The market for English language publishing in Continental Europe existed well before Tauchnitz came along in 1842. It was dominated by two large French publishers, Galignani and Baudry, both of which published the latest English novels without any authorisation or any payment to the author. But there was also a German publisher, Frederick Fleischer of Leipzig with an interest in the market.
Fleischer’s niche seems to have been publishing series of books by particular authors, starting with Edward Lytton Bulwer (later Bulwer-Lytton) in 1834. Bulwer was only 31 at the time, perhaps a bit young for a ‘Complete Works’, but he was at the height of his popularity with already several novels to his name. Fleischer launched the series with ‘Pelham’ (later to be the first novel in the Tauchnitz series as well) and followed up with another five volumes of the series in that first year.
By the end of 1935 Fleischer had more or less caught up with Bulwer Lytton’s published output to date and celebrated with his portrait and signature as a frontispiece to volume 10. This might well have reinforced the impression that the series had his authorisation, which it certainly didn’t.
The publisher would now have to wait for new works – not for long as Bulwer was a prolific writer, but in the meantime it was time to launch a new author. Fleischer now settled on Frederick Marryat, another popular and prolific novelist and particularly a writer of sea stories. He too was given the honour of a ‘complete works’ series, although not the honour of any payment.
Eight novels by Marryat were published in 1836 and three more in 1837 and 1838, taking the series to eleven volumes, while the Bulwer Lytton series gradually extended to 15 volumes over the same period.
But by 1838 there was a new literary star on the horizon. The Pickwick Papers, serialised in the UK in 1836/7 and published in book form at the end of 1837, had been a huge success. Charles Dickens was now the author everyone wanted to read and Fleischer was not going to disappoint them. The Pickwick Papers appeared as the first two volumes of a new Complete Works of Charles Dickens in early 1839.
The suggestion of a ‘Complete Works’ of Dickens in 1839 was even more odd than it had been for Bulwer five years earlier. Dickens was barely 27 years old and had just two or three published works to his name. ‘Sketches by Boz’ had appeared in 1836 and ‘Oliver Twist’ appeared in book form in April 1839.
But Fleischer was far from alone in seeing the potential of Dickens. Both Baudry and Galignani had already published pirate editions of Pickwick in English in 1838 (with Galignani probably the first). J.J. Weber had also published a German translations in parts in 1837/8 and 1839 saw a second translation from Vieweg & Sohn of Braunschweig.

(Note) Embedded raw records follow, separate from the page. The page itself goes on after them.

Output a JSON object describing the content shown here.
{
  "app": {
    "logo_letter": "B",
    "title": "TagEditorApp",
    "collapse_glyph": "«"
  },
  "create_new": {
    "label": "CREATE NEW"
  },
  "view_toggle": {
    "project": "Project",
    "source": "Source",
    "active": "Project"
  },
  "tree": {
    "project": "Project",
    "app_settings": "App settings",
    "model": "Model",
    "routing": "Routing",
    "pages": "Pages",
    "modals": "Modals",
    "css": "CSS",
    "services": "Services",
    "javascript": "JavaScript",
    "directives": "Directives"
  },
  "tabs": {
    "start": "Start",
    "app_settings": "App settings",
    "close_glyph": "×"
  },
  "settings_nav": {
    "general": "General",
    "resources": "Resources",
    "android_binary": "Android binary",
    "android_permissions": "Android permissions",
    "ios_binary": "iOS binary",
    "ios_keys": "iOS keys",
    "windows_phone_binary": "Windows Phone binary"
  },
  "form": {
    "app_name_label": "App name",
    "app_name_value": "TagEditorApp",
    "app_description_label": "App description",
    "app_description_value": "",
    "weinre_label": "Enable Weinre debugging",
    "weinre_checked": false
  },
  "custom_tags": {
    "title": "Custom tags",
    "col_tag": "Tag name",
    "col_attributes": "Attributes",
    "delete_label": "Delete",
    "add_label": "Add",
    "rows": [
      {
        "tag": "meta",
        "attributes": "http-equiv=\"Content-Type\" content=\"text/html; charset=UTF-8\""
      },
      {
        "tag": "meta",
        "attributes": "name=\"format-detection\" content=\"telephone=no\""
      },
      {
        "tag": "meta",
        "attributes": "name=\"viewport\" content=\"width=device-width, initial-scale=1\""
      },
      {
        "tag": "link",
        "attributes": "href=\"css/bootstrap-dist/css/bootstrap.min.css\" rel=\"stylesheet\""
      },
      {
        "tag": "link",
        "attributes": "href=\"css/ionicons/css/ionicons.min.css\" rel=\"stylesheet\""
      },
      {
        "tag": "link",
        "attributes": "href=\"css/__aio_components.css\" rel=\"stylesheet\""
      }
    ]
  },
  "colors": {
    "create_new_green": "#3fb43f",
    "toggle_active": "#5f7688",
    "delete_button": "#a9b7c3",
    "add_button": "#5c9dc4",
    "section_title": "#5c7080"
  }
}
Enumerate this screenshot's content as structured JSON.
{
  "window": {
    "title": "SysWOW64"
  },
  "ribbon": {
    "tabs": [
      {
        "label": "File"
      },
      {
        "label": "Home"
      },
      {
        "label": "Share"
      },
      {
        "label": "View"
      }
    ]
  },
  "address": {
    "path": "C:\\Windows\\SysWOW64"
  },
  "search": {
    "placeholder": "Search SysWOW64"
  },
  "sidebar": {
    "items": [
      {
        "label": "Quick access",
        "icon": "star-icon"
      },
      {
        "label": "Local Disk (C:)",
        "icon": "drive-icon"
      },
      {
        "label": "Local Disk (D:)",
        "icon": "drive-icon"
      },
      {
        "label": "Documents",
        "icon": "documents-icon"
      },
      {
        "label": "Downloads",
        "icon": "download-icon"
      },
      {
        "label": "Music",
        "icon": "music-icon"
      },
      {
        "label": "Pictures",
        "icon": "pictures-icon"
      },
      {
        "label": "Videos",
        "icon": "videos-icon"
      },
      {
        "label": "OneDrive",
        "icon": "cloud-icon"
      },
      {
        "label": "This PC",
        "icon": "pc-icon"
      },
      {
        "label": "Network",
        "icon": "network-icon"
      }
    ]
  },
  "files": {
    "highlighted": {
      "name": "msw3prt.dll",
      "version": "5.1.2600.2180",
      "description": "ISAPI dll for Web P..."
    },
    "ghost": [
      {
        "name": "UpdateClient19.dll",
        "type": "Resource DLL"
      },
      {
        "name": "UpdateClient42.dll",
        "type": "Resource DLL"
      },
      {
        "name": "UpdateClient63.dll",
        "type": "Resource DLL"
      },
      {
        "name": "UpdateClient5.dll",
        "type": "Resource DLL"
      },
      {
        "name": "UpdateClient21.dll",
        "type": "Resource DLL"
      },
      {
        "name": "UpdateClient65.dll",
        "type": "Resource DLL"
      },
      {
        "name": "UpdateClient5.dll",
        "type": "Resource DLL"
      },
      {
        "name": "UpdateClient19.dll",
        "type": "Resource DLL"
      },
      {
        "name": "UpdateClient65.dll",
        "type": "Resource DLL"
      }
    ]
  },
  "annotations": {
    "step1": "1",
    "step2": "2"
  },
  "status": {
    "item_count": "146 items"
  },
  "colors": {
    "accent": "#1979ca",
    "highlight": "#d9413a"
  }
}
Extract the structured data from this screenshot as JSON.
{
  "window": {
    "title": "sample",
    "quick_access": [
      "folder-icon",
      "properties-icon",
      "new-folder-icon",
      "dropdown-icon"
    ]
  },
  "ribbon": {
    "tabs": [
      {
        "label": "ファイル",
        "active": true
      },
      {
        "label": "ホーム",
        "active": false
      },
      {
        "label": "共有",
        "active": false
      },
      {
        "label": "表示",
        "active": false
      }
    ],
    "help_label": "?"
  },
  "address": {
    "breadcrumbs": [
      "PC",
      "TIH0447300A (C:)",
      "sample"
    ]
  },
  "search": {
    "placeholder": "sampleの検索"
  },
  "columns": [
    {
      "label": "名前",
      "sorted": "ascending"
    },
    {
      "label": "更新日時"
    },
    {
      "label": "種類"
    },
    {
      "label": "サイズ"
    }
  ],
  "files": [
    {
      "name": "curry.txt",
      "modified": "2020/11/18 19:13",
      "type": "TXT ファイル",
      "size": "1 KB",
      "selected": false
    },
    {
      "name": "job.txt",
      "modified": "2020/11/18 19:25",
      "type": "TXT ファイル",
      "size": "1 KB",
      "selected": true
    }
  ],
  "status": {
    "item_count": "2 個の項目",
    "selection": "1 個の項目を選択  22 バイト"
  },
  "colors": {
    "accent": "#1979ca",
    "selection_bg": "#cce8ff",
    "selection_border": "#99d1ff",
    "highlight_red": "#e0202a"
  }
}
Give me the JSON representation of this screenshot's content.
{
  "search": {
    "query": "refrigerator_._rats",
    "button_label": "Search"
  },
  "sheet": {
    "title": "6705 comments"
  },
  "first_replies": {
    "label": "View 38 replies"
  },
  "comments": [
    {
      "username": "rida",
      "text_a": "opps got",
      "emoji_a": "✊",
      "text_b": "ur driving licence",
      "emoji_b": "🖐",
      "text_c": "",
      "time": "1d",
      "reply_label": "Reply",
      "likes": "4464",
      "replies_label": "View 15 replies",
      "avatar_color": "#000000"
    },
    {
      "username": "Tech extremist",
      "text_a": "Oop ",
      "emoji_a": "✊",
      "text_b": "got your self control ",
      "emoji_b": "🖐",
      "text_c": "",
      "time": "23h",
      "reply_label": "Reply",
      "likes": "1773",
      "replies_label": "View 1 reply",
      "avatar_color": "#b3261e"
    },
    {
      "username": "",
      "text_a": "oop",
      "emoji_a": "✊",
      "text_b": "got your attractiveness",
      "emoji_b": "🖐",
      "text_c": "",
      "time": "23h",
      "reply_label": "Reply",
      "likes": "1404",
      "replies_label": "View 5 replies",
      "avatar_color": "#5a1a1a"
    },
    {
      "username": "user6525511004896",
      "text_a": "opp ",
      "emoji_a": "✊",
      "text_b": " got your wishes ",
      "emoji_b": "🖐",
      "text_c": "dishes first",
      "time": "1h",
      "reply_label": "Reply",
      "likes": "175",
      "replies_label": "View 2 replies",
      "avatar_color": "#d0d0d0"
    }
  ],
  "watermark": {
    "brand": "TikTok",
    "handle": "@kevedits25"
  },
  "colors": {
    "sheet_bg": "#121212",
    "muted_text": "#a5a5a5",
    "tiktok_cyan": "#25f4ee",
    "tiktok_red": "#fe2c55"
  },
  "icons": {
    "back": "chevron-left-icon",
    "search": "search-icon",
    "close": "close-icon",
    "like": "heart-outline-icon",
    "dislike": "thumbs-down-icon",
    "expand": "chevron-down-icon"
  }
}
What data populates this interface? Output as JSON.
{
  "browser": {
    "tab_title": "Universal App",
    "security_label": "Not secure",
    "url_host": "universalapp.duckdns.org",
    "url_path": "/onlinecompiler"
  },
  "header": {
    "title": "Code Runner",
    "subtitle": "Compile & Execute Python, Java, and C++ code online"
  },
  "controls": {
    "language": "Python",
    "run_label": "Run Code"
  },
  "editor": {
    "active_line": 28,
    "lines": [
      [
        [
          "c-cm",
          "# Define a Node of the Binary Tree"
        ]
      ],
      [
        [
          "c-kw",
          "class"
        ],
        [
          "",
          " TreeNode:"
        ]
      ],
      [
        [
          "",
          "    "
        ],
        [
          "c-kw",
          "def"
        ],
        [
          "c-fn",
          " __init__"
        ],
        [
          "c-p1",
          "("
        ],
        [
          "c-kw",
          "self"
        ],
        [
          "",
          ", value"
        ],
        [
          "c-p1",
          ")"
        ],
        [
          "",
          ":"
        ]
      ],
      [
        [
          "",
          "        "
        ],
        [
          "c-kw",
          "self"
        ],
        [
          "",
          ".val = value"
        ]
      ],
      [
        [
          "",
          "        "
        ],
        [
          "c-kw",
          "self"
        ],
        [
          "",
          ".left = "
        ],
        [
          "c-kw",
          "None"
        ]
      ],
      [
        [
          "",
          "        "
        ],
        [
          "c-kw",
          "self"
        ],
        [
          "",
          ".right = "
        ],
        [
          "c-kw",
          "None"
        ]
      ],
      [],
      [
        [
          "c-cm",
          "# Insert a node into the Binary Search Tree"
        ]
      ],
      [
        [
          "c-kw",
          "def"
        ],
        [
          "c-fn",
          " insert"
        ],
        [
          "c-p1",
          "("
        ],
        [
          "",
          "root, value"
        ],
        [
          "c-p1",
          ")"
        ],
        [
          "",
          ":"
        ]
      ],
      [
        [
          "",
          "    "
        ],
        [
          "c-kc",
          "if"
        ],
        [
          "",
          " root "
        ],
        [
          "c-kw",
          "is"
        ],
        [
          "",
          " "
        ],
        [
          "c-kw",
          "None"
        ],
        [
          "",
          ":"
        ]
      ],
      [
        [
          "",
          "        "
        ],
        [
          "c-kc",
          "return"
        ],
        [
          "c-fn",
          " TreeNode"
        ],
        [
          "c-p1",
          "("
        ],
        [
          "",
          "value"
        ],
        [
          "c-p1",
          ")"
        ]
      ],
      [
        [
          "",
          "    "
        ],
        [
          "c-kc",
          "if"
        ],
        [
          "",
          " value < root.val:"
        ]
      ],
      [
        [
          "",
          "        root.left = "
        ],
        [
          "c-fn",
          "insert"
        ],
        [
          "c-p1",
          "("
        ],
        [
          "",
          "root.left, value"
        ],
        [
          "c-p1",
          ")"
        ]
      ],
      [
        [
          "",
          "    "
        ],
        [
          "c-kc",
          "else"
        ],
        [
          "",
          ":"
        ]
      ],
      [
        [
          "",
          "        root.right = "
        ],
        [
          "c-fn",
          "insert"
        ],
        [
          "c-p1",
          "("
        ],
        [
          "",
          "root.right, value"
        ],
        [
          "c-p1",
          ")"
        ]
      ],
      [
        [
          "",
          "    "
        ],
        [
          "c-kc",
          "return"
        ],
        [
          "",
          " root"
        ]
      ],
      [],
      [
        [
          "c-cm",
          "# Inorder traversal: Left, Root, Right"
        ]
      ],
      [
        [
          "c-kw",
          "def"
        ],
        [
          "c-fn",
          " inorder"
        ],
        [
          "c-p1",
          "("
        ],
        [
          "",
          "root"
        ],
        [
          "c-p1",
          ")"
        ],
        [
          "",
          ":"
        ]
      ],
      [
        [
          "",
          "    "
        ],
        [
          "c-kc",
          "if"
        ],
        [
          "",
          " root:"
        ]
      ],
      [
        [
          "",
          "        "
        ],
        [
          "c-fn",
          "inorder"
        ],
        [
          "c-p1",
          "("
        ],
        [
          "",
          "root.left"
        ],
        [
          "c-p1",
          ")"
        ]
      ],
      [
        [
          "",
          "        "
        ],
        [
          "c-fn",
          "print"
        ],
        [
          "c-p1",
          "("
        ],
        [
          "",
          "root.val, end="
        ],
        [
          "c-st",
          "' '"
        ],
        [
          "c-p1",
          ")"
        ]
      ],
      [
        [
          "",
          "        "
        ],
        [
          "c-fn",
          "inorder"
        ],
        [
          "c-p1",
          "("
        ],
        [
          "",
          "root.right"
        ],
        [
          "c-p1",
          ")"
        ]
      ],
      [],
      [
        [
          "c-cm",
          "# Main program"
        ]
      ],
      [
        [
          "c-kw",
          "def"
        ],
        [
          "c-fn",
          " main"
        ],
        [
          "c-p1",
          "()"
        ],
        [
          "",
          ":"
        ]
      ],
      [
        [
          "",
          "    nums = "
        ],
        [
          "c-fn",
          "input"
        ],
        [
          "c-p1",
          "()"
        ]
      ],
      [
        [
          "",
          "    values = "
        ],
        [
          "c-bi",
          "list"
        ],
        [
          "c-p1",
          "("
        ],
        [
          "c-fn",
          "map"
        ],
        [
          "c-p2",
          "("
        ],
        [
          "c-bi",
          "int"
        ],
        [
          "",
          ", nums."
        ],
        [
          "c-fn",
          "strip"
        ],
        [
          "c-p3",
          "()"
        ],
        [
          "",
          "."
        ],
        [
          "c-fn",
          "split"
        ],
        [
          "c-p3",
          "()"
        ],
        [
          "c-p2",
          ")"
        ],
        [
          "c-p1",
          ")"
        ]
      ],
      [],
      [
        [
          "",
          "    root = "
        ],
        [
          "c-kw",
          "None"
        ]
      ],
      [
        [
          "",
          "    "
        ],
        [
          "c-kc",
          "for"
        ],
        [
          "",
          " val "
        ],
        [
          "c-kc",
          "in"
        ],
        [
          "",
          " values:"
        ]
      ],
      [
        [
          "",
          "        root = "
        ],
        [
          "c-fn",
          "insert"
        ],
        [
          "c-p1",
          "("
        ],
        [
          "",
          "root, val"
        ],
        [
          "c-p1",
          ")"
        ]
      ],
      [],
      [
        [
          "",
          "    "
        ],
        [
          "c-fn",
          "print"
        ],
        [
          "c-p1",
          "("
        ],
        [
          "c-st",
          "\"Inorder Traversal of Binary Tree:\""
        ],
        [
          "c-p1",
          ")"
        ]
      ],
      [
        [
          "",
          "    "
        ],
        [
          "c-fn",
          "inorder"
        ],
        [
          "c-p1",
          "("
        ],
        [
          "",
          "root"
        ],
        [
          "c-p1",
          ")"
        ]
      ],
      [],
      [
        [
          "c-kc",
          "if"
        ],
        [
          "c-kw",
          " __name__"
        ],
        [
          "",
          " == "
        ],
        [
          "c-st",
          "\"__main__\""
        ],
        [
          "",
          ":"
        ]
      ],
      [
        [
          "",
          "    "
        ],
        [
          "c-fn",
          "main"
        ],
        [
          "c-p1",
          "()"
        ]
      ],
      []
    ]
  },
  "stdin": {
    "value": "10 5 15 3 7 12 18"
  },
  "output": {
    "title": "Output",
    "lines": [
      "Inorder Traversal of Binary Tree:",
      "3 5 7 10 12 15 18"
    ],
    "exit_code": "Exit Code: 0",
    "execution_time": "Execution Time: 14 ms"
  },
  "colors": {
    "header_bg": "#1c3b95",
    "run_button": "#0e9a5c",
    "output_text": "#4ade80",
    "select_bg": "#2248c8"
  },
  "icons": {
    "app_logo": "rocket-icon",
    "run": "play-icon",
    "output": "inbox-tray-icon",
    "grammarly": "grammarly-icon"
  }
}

Fleischer followed up with ‘Oliver Twist’ as volume 3, ‘Nicholas Nickleby’ as volumes 4 and 5 and ‘Sketches’ as volume 6, so that by the end of 1940 he was up to date with Dickens’ works. Three volumes of ‘Master Humphrey’s Clock’ followed in 1841/2, taking Dickens to 9 volumes, while Bulwer gradually increased to 20 volumes and Marryat to 14.
Then in 1942 the rival Tauchnitz series launched, also in Leipzig, and it was very quickly all over for Fleischer. Even before Tauchnitz in mid-1843 landed the hammer blow of obtaining authorisation from the authors in return for payment, Fleischer had more or less given up. The final volume, ‘The last of the barons’ by Bulwer, appeared in 1843 and Fleischer, one of the last of the pirates, hauled down his Jolly Roger and went back to publishing books in German.